Truely remarkable, don't you think?

Thanks for the "heads up"; especially for herewith contacting the (too) few  
"senior" "authorities" of companies who ply these halls, who can enlist their 
own corporation's "champions" (read lawyears"(sic)/time-billing-automatons) 
to protect and defend their rights from such a "grab".

I spoke a warning of this joust of lawyers vs. "us" some time ago.  There is 
some activity afoot to effect an advance of more recent decisions by the 
courts that seem to have proceeded from those same courts having been 
"stacked" by the political successes of conglomerate groups via PACS, etc., 
that have been having their way altering our way (read: our rights have 
gotten "inefficient for a/the/some +"society"'s progress").

PRESTO! CHANGO! POOF!  The "burden (read: "expense") of proof" has been 
shifted onto you and yours, via VERY recent (as opposed to "tested by time" 
and melded with "Common" Law) "unhearalded" (sic) "litigation" (last pair of 
quotes very much intended here! Just try and research this issue; of "things" 
that "employ" the "finer" points of "rules" of "what is to be recorded and 
made available to the body public").  

Thus, they no linger (sic) care about details like "signatures", now that you 
cannot likely afford the $, time and trouble to prevail.  Even if you do, 
you'll be a very rare exception, and certainly won't be "seen" as someone who 
should be apologized to or even acknowledged (actually, they'll want to 
record as little information about your not having actually made any 
"contract" whatsoever, as they can).  

BTW:
As to Mitsubishi's recent confession; think damage control: NOT how much will 
it cost; how much did it save, shifting (no sifting!) costs; since the remedy 
imposed will never {politically) put that many jobs even at risk.  After the 
Ford/Firestone revelation, was Mitsubishi's timing great?  Now that any 
treble damage sums are far too great to possibly be paid, the price will be a 
lot less; treble damages will be mitigated away (least harm to "society").  
Expect more apologies to try to catch this wave.  It's the first thing to 
come along to apply-to/thwart the treble damage vengeful jury problem nicely.

BTTP (Back To The Point):
In my warning I proceeded from the software giants (read MS's unpaid-for 
copies of Windows, etc.) "shrinkwrap" licensing agreements and the invented 
illusion of conclusion, hence the "submit" gambit.  That battle was, I seem 
to recall, not even fought to the finish.  The "outcome" was "effected" as 
the burden of proof switcheroo, which was all that was necessary to establish 
a few precedents in the lowest courts (thus you may observe the inclusion 
also of statements claimed to substantiate some "submit"ing to "arbitraitors" 
(sic)), so that such "judges" could "do what's right - over all (us)", quick 
and easy, thus now you need some real money to undo what just flew by.

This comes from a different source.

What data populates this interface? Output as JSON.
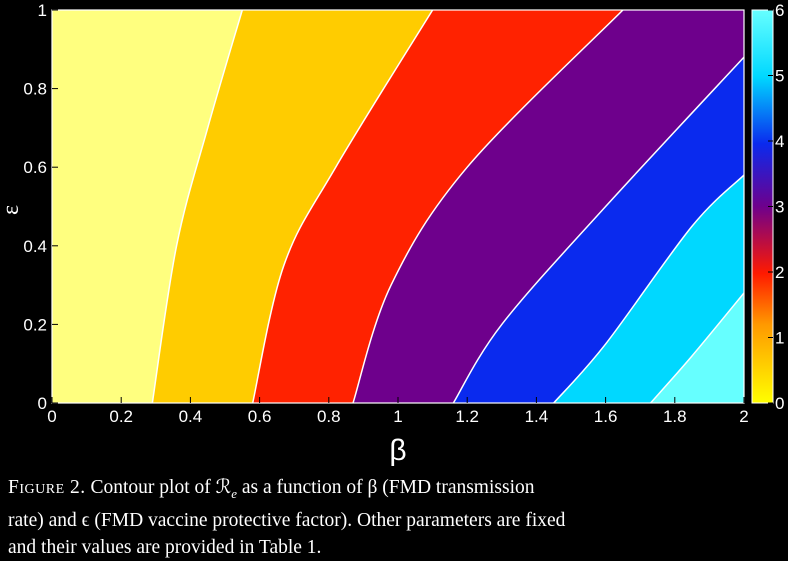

You just "submit"ed to having your day in court turn out to be theirs, on 
your tab.  Since you pay their expenses (everyones!; really!), what do you 
think the time-billers will be thinking next?

Just a rant?

Watch yours,

Jim Cunningham

P.S.

For over a century, Law Schools taught "Contracts: 101" and spent that 
efforts vigor on the finer points of "What's a contract?  What's not".

"shrinkwrap licensing" constitutes changing the deal after the parties 
"conclude" the deal.  It's ever so post-"consideration" (the point at which 
negotiation is acknowledged as concluded by, and as  the contract's "birth 
certificate").  Consult Richard Stallman's work on same for additional issues 
and insight re: the public/greater good, as well.

P.P.S.

The beauty part of shifting the "burden of proof" is:

they don't have to go for the

    "yeah, we'll certainly lose the case on "the law", but we'll win it on 
appeal, or even better, that expense will force them to accept (submit) a 
settlement (counter offer duty)";

you do;

you won't;

cause you can't cover the action;

period.

What trial.

What "case".

The courts are gonna love this effect on their docket.  They can get back to 
the time honored tradition of a "golf day", like the doctors and even the 
dentists.

They've "seized (truly) the high ground and negotiate from strength", quitely.

No hubbub, bub.

The power of trans-national/BIGGEST "entities" is shifted into hyper-grab, 
with zero fanfare.  The same tactics will be used to virtual-disenfranchise 
minority stock holders as well, so being an employee/stockholder won't help.  
You will never get to stay a "real" stakeholder.  Power is just to damn 
attractive.  The power to burden the opponent is winning without fighting, 
and the funny stuff that's being effected by metrics will promote the 
coupling of greed with that tactic as well.

Yeah, ... ... ..., so?  What's yer point?

The shrinkwrap grab's nose in inside the tent!  Sleep on?